La régulation du marché, au même titre que la mise en place d’un environnement fiscal incitatif, fait partie de la panoplie de mesures de politiques publiques potentielles en faveur du secteur du livre. Un seul pays s’y est pour l’heure véritablement attelé, la Côte d’Ivoire, qui a adopté en juillet 2015, une loi « relative à l’industrie du livre9 » dont, le premier décret d’application a toutefois attendu trois ans et demi pour être promulgué10. Elle est censée assurer le concours financier de l’État au « développement des activités liées à la chaîne du livre » ; exige qu’un budget promotionnel soit prévu au contrat d’édition par l’éditeur de tout livre ivoirien et que des tarifs publicitaires préférentiels soient accordés par les médias nationaux ; et prévoit l’achat par l’État et les collectivités locales d’exemplaires des nouvelles publications qui « enrichissent la bibliographie nationale ». La mesure la plus emblématique, qui s’inspire de l’exemple québécois, est toutefois l’obligation faite aux acheteurs institutionnels de faire leurs acquisitions de livres auprès d’un « libraire déclaré » (ch. 7), de façon à lutter contre la contrefaçon et la vente à la sauvette et à soutenir le réseau des librairies ivoiriennes. 

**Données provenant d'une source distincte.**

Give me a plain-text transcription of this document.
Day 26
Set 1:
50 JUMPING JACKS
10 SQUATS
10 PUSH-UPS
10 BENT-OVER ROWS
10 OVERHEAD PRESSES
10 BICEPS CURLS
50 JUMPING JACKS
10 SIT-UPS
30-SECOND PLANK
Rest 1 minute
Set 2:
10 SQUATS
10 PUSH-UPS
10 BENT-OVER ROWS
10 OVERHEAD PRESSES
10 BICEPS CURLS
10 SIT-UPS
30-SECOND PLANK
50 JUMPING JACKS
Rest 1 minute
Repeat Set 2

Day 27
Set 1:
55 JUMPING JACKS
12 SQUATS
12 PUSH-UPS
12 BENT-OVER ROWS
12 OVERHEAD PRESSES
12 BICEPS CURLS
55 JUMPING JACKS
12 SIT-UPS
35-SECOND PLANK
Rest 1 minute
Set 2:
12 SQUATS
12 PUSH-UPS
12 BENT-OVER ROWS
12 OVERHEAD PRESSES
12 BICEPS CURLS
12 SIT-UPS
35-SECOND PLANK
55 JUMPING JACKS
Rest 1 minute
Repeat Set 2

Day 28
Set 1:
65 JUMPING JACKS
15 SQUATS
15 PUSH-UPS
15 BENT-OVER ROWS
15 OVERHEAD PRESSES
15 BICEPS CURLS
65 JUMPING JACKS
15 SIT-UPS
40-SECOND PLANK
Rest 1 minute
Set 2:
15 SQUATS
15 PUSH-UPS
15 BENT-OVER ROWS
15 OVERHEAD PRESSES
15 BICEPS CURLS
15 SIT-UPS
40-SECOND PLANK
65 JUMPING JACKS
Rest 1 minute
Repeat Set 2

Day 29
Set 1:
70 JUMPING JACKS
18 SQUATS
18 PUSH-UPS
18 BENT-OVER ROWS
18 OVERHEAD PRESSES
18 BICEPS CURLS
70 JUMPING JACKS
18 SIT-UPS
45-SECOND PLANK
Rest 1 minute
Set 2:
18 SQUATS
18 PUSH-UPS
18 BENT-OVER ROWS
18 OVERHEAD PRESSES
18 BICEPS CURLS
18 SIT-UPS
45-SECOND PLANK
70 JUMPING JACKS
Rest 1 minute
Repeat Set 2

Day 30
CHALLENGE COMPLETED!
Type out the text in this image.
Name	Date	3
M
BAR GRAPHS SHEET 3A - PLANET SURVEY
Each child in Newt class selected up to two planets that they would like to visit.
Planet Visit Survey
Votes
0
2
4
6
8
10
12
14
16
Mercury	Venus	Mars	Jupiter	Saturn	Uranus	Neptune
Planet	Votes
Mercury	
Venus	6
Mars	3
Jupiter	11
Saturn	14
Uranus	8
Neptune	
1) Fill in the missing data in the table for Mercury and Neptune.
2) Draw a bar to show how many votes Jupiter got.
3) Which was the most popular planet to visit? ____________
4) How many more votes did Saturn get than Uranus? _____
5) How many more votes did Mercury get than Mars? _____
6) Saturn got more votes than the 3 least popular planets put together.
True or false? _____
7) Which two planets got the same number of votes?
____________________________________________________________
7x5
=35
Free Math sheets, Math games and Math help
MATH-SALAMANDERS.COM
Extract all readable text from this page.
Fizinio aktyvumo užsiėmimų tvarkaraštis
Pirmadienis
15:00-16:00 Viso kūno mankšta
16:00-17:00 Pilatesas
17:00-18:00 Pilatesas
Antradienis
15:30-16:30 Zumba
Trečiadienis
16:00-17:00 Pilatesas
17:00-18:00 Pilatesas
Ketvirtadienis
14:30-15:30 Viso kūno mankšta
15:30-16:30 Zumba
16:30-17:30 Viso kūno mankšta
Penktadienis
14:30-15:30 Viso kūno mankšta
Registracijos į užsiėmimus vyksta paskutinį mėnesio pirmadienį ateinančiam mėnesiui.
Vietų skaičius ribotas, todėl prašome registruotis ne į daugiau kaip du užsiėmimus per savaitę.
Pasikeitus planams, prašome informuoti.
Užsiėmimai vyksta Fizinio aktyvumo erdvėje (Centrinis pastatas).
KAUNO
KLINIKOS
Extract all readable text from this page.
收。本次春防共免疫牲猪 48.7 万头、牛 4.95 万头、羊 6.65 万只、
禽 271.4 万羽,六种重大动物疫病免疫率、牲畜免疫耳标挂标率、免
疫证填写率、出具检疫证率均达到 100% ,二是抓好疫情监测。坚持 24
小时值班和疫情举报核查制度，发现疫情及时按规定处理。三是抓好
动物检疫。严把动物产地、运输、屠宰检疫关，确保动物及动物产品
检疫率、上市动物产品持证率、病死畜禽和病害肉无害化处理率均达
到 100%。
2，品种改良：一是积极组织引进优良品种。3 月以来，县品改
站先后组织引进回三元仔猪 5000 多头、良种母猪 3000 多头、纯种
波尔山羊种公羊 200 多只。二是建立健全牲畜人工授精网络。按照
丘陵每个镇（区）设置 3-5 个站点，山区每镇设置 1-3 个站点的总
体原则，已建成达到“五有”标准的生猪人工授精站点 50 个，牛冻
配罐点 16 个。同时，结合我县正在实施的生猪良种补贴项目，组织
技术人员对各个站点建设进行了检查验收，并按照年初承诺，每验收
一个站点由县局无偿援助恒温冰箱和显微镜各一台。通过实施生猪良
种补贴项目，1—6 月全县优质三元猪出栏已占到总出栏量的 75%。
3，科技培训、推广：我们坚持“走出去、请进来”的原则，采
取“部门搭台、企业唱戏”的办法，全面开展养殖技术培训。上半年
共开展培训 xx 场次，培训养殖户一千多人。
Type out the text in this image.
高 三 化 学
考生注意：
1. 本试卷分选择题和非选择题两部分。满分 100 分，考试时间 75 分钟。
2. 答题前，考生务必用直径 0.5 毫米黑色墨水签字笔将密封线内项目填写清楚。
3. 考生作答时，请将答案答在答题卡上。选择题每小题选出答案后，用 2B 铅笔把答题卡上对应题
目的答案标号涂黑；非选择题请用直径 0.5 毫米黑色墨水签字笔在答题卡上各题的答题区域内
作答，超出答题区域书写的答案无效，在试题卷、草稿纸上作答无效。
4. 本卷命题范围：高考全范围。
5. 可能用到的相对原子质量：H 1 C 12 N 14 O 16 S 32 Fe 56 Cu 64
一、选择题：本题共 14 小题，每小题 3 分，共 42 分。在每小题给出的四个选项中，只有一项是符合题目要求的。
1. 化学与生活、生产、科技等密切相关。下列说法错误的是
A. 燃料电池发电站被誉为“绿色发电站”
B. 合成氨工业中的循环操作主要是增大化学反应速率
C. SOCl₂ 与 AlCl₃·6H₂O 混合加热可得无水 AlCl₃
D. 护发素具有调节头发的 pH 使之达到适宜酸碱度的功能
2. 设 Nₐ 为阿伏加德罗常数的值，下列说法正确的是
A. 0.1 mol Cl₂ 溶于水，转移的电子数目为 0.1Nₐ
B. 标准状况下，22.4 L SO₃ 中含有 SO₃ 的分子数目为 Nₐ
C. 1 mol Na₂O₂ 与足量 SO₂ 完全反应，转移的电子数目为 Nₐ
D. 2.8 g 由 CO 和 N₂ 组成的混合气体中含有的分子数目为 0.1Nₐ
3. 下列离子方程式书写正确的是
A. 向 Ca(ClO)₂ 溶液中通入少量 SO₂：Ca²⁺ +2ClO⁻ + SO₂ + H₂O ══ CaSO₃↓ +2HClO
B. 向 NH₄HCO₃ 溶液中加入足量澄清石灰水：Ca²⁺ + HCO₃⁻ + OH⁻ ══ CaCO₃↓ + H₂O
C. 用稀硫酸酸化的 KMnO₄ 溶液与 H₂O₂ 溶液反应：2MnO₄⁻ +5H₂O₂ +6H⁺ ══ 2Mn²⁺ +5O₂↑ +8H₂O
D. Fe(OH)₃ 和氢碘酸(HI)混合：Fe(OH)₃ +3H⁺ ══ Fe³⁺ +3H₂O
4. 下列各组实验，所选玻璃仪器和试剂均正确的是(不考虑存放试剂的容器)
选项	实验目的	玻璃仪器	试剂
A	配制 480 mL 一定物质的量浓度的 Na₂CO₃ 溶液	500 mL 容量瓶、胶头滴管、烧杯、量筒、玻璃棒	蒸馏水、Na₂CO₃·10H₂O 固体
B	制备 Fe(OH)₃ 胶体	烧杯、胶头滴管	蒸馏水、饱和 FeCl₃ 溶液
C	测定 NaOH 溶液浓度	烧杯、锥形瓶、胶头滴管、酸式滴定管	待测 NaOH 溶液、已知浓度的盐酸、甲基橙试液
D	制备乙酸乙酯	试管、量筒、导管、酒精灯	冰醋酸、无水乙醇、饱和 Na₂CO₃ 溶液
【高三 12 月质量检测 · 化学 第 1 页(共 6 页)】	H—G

Le Cameroun, pour sa part, a adopté en décembre 2010 un Code qui régule le commerce numérique et dont la portée est générale11. En revanche, aucun pays ne s’est lancé dans des mécanismes de fixation des prix du livre, ni n’a entrepris d’encadrer les tarifs d’expédition d’ouvrages. En ce dernier domaine, le seul soutien pour abaisser les prix relève pour l’heure des négociations menées par la Centrale de l’édition, structure interprofessionnelle française, avec les divers transporteurs. 

L’organisation professionnelle

L’organisation professionnelle du secteur est appuyée de façon fort inégale selon les pays par les instances administratives en charge du livre. Bien souvent, les professionnels ne doivent qu’à eux-mêmes la constitution de leurs associations et à leurs efforts de conviction la mise en place de cursus liés à l’édition ou à la documentation dans les universités nationales. Il n’en reste pas moins que la structuration de la filière permet d’interpeller les pouvoirs publics qui, en retour, s’appuient sur elle. Ainsi, en Côte d’Ivoire, le ministère de la Culture mise sur la récente création d’un « Groupement des professionnels pour la défense et le développement du livre » afin de renforcer le mécanisme de lutte contre la contrefaçon. 

La formation

Formation à l’édition et à la librairie 

La formation, particulièrement à l’édition et à la librairie, reste encore un maillon faible dans la chaîne du livre pour les pays d’Afrique francophone subsaharienne, de sorte que, bien souvent, les étudiants et professionnels en activité ont eu recours aux formations dispensées par le Centre de formation à l’édition et à la diffusion (CAFED) de Tunis, programme de l’Organisation internationale de la Francophonie (OIF) qui n’existe plus aujourd’hui, ou viennent se former en France ou au Canada. Il existe aussi des formations brèves proposées, en direction des libraires, par l’Association internationale des libraires francophones (AILF) en partenariat avec le Bureau international de l’édition française (BIEF) ou encore des sessions de formation éditoriale organisées par des réseaux professionnels comme Afrilivres ou l’Alliance internationale des éditeurs indépendants (AIEI).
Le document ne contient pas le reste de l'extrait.